A stable financial basis is one of the assets to improve the quality and sustainability of health care. HealthNet TPO therefore focuses on financing health systems within all her programmes.
Where does the money need to come from?
It's all about the following issue: How much money is needed to counter the problems that threaten health, and how much money is the government willing and able to contribute? A government needs to choose a method when it comes to the financing of the health care institutions. Possible approaches are through raising taxes, establishing a health insurance system (social, local or private), and/or by introducing user fees. The balance between money spent on prevention and money spent on treatment should be made carefully, as some preventive services should be free, because they can benefit the whole population. Vaccination against chicken pox, for example, can make this disease disappear.
A health system cannot be funded by patients alone, tax and insurance systems are needed to make it maintainable. However, it can take years before the health system is financially sustainable, especially in countries that are not economically viable (like countries with recurrent crises, of which The Great Lake District of Africa is a good example). Financial sustainability should thus be one of the pillars of the reconstruction of the health care system.

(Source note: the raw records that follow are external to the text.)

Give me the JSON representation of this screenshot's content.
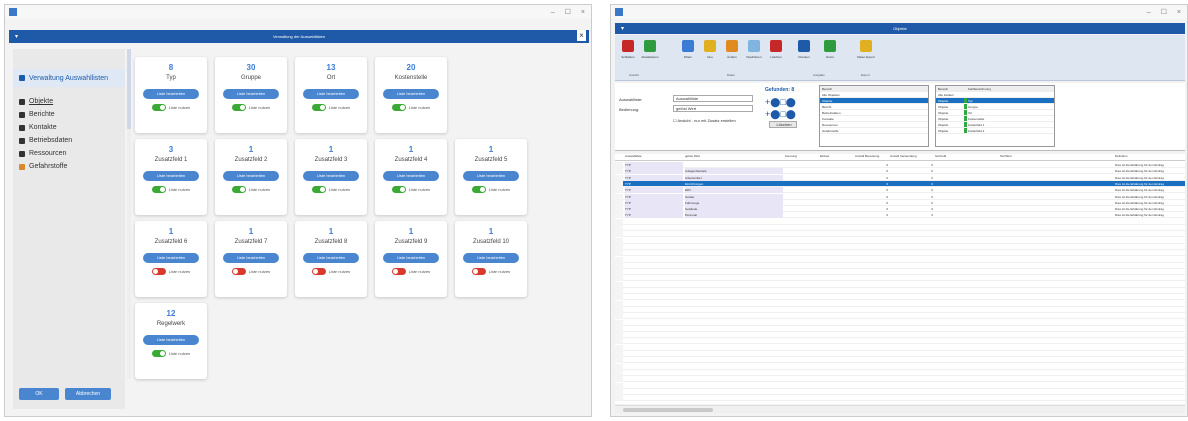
{
  "left": {
    "controls": {
      "minimize": "–",
      "maximize": "☐",
      "close": "×"
    },
    "title": "Verwaltung der Auswahllisten",
    "dialog_close": "×",
    "sidebar": {
      "header": "Verwaltung Auswahllisten",
      "items": [
        "Objekte",
        "Berichte",
        "Kontakte",
        "Betriebsdaten",
        "Ressourcen",
        "Gefahrstoffe"
      ]
    },
    "btn_label": "Liste bearbeiten",
    "toggle_label": "Liste nutzen",
    "cards": [
      {
        "count": "8",
        "name": "Typ",
        "on": true
      },
      {
        "count": "30",
        "name": "Gruppe",
        "on": true
      },
      {
        "count": "13",
        "name": "Ort",
        "on": true
      },
      {
        "count": "20",
        "name": "Kostenstelle",
        "on": true
      },
      {
        "count": "3",
        "name": "Zusatzfeld 1",
        "on": true
      },
      {
        "count": "1",
        "name": "Zusatzfeld 2",
        "on": true
      },
      {
        "count": "1",
        "name": "Zusatzfeld 3",
        "on": true
      },
      {
        "count": "1",
        "name": "Zusatzfeld 4",
        "on": true
      },
      {
        "count": "1",
        "name": "Zusatzfeld 5",
        "on": true
      },
      {
        "count": "1",
        "name": "Zusatzfeld 6",
        "on": false
      },
      {
        "count": "1",
        "name": "Zusatzfeld 7",
        "on": false
      },
      {
        "count": "1",
        "name": "Zusatzfeld 8",
        "on": false
      },
      {
        "count": "1",
        "name": "Zusatzfeld 9",
        "on": false
      },
      {
        "count": "1",
        "name": "Zusatzfeld 10",
        "on": false
      },
      {
        "count": "12",
        "name": "Regelwerk",
        "on": true
      }
    ],
    "ok": "OK",
    "cancel": "Abbrechen"
  },
  "right": {
    "controls": {
      "minimize": "–",
      "maximize": "☐",
      "close": "×"
    },
    "title": "Objekte",
    "ribbon": {
      "buttons": [
        "Schließen",
        "Aktualisieren",
        "Filtern",
        "Neu",
        "Ändern",
        "Duplizieren",
        "Löschen",
        "Drucken",
        "Excel",
        "Daten Export"
      ],
      "groups": [
        "Ansicht",
        "Daten",
        "Ausgabe",
        "Export"
      ]
    },
    "filter": {
      "label1": "Auswahlliste:",
      "value1": "Auswahlliste",
      "label2": "Bedienung:",
      "value2": "gelöst Wert",
      "checkbox": "Ansicht - nur mit Zusatz erstellen",
      "found": "Gefunden: 8",
      "list1": [
        "Alle Objekten",
        "Objekte",
        "Bericht",
        "Betriebsdaten",
        "Kontakte",
        "Ressourcen",
        "Gefahrstoffe"
      ],
      "list1_header": "Bereich",
      "list2_header": [
        "Bereich",
        "Feldbezeichnung"
      ],
      "list2": [
        [
          "Alle Feldern",
          ""
        ],
        [
          "Objekte",
          "Typ"
        ],
        [
          "Objekte",
          "Gruppe"
        ],
        [
          "Objekte",
          "Ort"
        ],
        [
          "Objekte",
          "Kostenstelle"
        ],
        [
          "Objekte",
          "Zusatzfeld 1"
        ],
        [
          "Objekte",
          "Zusatzfeld 2"
        ]
      ],
      "loeschen": "Löschen"
    },
    "grid": {
      "headers": [
        "Auswahlliste",
        "gelöst Wert",
        "Kennung",
        "Einheit",
        "Anzahl Benutzung",
        "Anzahl Verwendung",
        "Std Feld",
        "Std Wert",
        "Definition"
      ],
      "rows": [
        [
          "TYP",
          "",
          "",
          "",
          "0",
          "0",
          "",
          "",
          "Dies ist die Erklärung für den Eintrag"
        ],
        [
          "TYP",
          "Anlagenbauteile",
          "",
          "",
          "0",
          "0",
          "",
          "",
          "Dies ist die Erklärung für den Eintrag"
        ],
        [
          "TYP",
          "Arbeitsmittel",
          "",
          "",
          "0",
          "0",
          "",
          "",
          "Dies ist die Erklärung für den Eintrag"
        ],
        [
          "TYP",
          "Einrichtungen",
          "",
          "",
          "0",
          "0",
          "",
          "",
          "Dies ist die Erklärung für den Eintrag"
        ],
        [
          "TYP",
          "EDV",
          "",
          "",
          "0",
          "0",
          "",
          "",
          "Dies ist die Erklärung für den Eintrag"
        ],
        [
          "TYP",
          "Geräte",
          "",
          "",
          "0",
          "0",
          "",
          "",
          "Dies ist die Erklärung für den Eintrag"
        ],
        [
          "TYP",
          "Fahrzeuge",
          "",
          "",
          "0",
          "0",
          "",
          "",
          "Dies ist die Erklärung für den Eintrag"
        ],
        [
          "TYP",
          "Gebäude",
          "",
          "",
          "0",
          "0",
          "",
          "",
          "Dies ist die Erklärung für den Eintrag"
        ],
        [
          "TYP",
          "Personal",
          "",
          "",
          "0",
          "0",
          "",
          "",
          "Dies ist die Erklärung für den Eintrag"
        ]
      ],
      "selected_row": 3
    },
    "colors": {
      "accent": "#1e5aa8",
      "selected": "#1a6fc0"
    }
  }
}
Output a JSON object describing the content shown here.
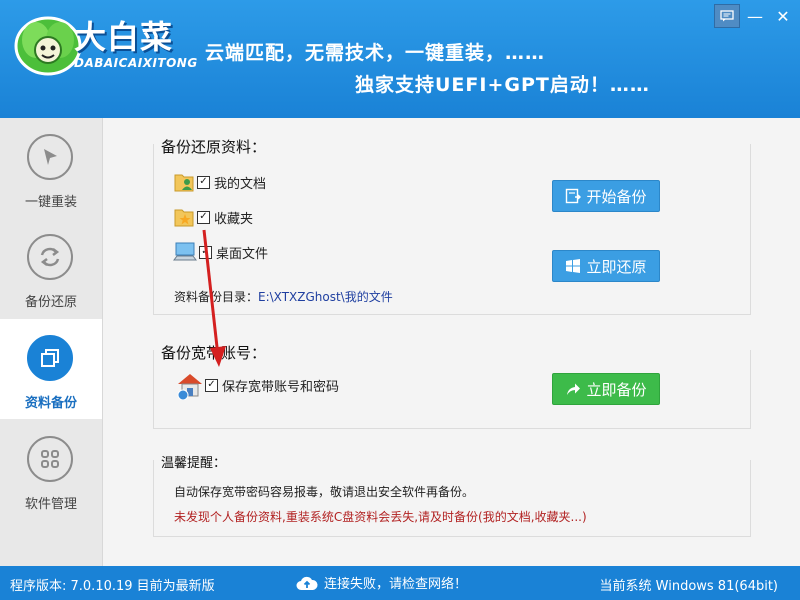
{
  "app": {
    "brand_title": "大白菜",
    "brand_subtitle": "DABAICAIXITONG",
    "slogan_line1": "云端匹配，无需技术，一键重装，……",
    "slogan_line2": "独家支持UEFI+GPT启动！……"
  },
  "window": {
    "message_icon": "message-icon",
    "minimize_label": "—",
    "close_label": "✕"
  },
  "sidebar": {
    "items": [
      {
        "label": "一键重装",
        "icon": "cursor-arrow-icon"
      },
      {
        "label": "备份还原",
        "icon": "refresh-cycle-icon"
      },
      {
        "label": "资料备份",
        "icon": "copy-windows-icon",
        "active": true
      },
      {
        "label": "软件管理",
        "icon": "grid-dots-icon"
      }
    ]
  },
  "backup_section": {
    "title": "备份还原资料：",
    "items": [
      {
        "label": "我的文档",
        "checked": true,
        "icon": "user-folder-icon"
      },
      {
        "label": "收藏夹",
        "checked": true,
        "icon": "star-folder-icon"
      },
      {
        "label": "桌面文件",
        "checked": true,
        "icon": "desktop-computer-icon"
      }
    ],
    "start_backup_label": "开始备份",
    "restore_now_label": "立即还原",
    "directory_label": "资料备份目录：",
    "directory_value": "E:\\XTXZGhost\\我的文件"
  },
  "broadband_section": {
    "title": "备份宽带账号：",
    "item_label": "保存宽带账号和密码",
    "item_checked": true,
    "item_icon": "house-network-icon",
    "backup_now_label": "立即备份"
  },
  "tips_section": {
    "title": "温馨提醒：",
    "line1": "自动保存宽带密码容易报毒，敬请退出安全软件再备份。",
    "line2": "未发现个人备份资料,重装系统C盘资料会丢失,请及时备份(我的文档,收藏夹...)"
  },
  "status_bar": {
    "version_text": "程序版本: 7.0.10.19 目前为最新版",
    "connection_text": "连接失败，请检查网络！",
    "system_text": "当前系统 Windows 81(64bit)"
  },
  "colors": {
    "accent": "#1a82d6",
    "blue_button": "#3b9ee3",
    "green_button": "#3dbb4a",
    "warning_text": "#b22222",
    "annotation_arrow": "#d42020"
  }
}
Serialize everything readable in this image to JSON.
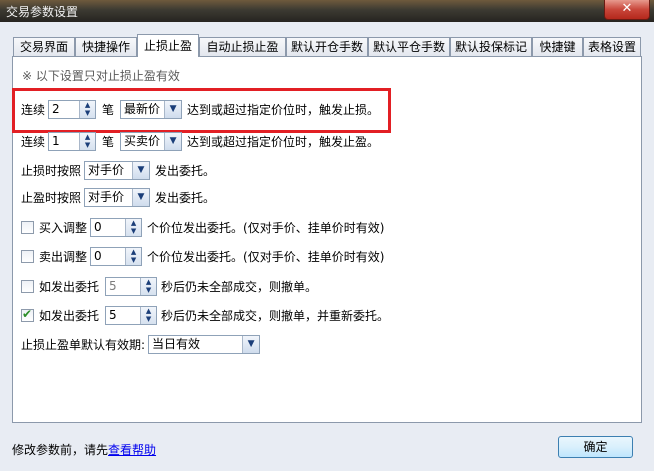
{
  "window": {
    "title": "交易参数设置",
    "close_label": "✕"
  },
  "tabs": [
    {
      "label": "交易界面"
    },
    {
      "label": "快捷操作"
    },
    {
      "label": "止损止盈"
    },
    {
      "label": "自动止损止盈"
    },
    {
      "label": "默认开仓手数"
    },
    {
      "label": "默认平仓手数"
    },
    {
      "label": "默认投保标记"
    },
    {
      "label": "快捷键"
    },
    {
      "label": "表格设置"
    }
  ],
  "note": "※ 以下设置只对止损止盈有效",
  "stop_loss": {
    "prefix": "连续",
    "count": "2",
    "unit": "笔",
    "price_type": "最新价",
    "suffix": "达到或超过指定价位时，触发止损。"
  },
  "take_profit": {
    "prefix": "连续",
    "count": "1",
    "unit": "笔",
    "price_type": "买卖价",
    "suffix": "达到或超过指定价位时，触发止盈。"
  },
  "stop_loss_order": {
    "label": "止损时按照",
    "price": "对手价",
    "suffix": "发出委托。"
  },
  "take_profit_order": {
    "label": "止盈时按照",
    "price": "对手价",
    "suffix": "发出委托。"
  },
  "buy_adjust": {
    "label": "买入调整",
    "value": "0",
    "suffix": "个价位发出委托。(仅对手价、挂单价时有效)",
    "checked": false
  },
  "sell_adjust": {
    "label": "卖出调整",
    "value": "0",
    "suffix": "个价位发出委托。(仅对手价、挂单价时有效)",
    "checked": false
  },
  "cancel_order": {
    "label": "如发出委托",
    "value": "5",
    "suffix": "秒后仍未全部成交，则撤单。",
    "checked": false
  },
  "cancel_reorder": {
    "label": "如发出委托",
    "value": "5",
    "suffix": "秒后仍未全部成交，则撤单，并重新委托。",
    "checked": true
  },
  "validity": {
    "label": "止损止盈单默认有效期:",
    "value": "当日有效"
  },
  "footer": {
    "text": "修改参数前，请先",
    "link": "查看帮助",
    "ok_label": "确定"
  },
  "icons": {
    "spin": "spin-arrows-icon",
    "dropdown": "chevron-down-icon",
    "check": "checkmark-icon"
  },
  "colors": {
    "highlight": "#e21f24",
    "link": "#0000ee"
  }
}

HealthNet TPO collaborates with local partners to develop new financing systems that are culturally appropriate and accepted, economically viable and able to be implemented on a large scale. There are a number of interventions that can help make a health system sustainable:
Performance-Based Financing: local health workers receive incentives that increase motivation and performance. The health workers get fairly paid, causing a shift from a system of ‘under the table’ payments to a transparent pricing system in which both patients as health workers know what to expect. Based on their performance, health workers can get an additional payment from user fees. Although HealthNet TPO already worked on “PBF” in Rwanda in 2001, the approach is still quite innovative. Recently the World Bank published an evaluation of similar PBF projects in Rwanda: read the case study here.
User Fees: by paying for health services, people get a sense of ownership and feel involved in the system. This involvement is stimulated by establishing Community Health Committees that have a say in what should be done with the payments.
Community Health Committees: by the establishment of these committees, the public is actively involved in their own health care system. Besides the discussions arising between health providers and patients, the importance of high quality health care is emphasized.
Health Equity Funds: to ensure even the poorest of the poor have access to health care services, Health Equity Funds are established that pay the user fees for this group. When poor families are confronted with high health care cost, they fall even deeper into poverty. Health financing is therefore also an instrument in combating and alleviating poverty.
An example of this innovative way of working is the Community Based Health Insurance project in Cambodia. By introducing user fees and equity funds as well as result based contracts, the costs for health care per family have been reduced by 40%.